= Arif Durrani =

Pakistani businessman

Arif Ali Durrani (born c. 1949 in Pakistan) is a Pakistani businessman who has twice been convicted by US courts of selling arms to Iran.

==Background==
Durrani was the son of a Pakistan Army ordnance officer who died in 1971. Durrani moved to the United States in 1973, settling first in New York and later California. He gained an MBA from the University of Southern California.

==Career==
In February 1984 Durrani formed a company, Merex Corp, which traded in parts for military and commercial aircraft, and by his own account reached sales of $16m in 1986. He was arrested in October 1986 and subsequently convicted of trading Hawk missile parts to Iran, in what Durrani maintained were actions authorised by leading US government figures (specifically, Oliver North) as part of the Iran-Contra affair with the specific aim of his shipment leading to the freeing of US hostages held in Lebanon. In denying Durrani bail, the judge described him as "enjoy[ing] an exorbitant lifestyle replete with material luxuries and one which causes him to travel the globe to meet with his business associates." Durrani was sentenced to 10 years (and a $2m fine), and released after five years, in September 1992. Durrani said that many of his deals were financed via Bank of Credit and Commerce International. Durrani continued to protest his innocence after his release, arguing that he was working on transactions approved by the US and Israeli governments.

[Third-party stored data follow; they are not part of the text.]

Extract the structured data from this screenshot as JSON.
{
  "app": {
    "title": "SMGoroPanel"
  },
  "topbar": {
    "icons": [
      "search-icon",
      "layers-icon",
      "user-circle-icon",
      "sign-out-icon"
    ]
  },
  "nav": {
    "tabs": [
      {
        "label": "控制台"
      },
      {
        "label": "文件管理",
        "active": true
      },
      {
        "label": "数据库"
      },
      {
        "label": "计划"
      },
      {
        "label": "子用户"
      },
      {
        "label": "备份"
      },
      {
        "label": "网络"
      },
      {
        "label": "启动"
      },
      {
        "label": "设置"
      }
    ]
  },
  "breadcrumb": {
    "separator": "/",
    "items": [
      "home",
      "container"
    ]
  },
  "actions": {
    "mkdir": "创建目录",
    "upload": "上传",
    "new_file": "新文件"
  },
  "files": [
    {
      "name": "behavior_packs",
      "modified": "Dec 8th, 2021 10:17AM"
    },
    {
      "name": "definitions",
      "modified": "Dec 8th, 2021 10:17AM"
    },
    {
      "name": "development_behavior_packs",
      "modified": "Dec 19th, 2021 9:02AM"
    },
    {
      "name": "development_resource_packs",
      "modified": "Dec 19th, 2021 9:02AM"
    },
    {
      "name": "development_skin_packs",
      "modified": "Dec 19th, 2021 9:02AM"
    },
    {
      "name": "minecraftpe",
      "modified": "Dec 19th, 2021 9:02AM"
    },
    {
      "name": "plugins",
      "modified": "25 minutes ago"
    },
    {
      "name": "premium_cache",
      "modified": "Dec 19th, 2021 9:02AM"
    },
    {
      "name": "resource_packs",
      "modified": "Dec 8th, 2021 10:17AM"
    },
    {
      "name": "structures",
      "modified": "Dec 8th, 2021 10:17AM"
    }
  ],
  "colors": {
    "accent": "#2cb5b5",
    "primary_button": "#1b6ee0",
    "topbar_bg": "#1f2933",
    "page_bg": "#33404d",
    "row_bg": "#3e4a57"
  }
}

On 30 September 1992, Durrani testified to the United States House of Representatives' October Surprise Task Force regarding public statements he made that members of Ronald Reagan's presidential campaign met with Iranian officials to influence the outcome of the 1980 United States presidential election by delaying the release of American hostages. He had previously told journalists Robert Parry and Robert Ross that the head of the Iran's Revolutionary Guards, Mohsen Rafiqdust, told him of a meeting between Iranian and United States officials in Madrid, Spain. In an on-camera interview for Frontline aired in April 1991, Durrani elaborated stating that Rafiqdust, Mohsen Reza'i, and officials with the Revolutionary Guards told him a meeting between Mehdi Karroubi and Central Intelligence Agency Director William Casey in Spain. According to Gary Sick, Durrani had learned about the meeting from Rafiqdust, Reza'i, and Hamid Nagashian. Durrani recanted these claims during his deposition to the Task Force. He denied telling Robert Parry and Robert Ross that his contacts with the Revolutionary Guard told him about meetings between Iranian and US officials, said his on-air comments had been taken out of context or that he had misunderstood the reporter's question, and said that Sick's report was "incorrect".

In 2006 Durrani was again convicted of selling arms to Iran, and sentenced to more than 12 years in prison. In 2007, he was in custody at the Federal Correctional Institution, Victorville. Durrani was released from prison on May 5, 2016.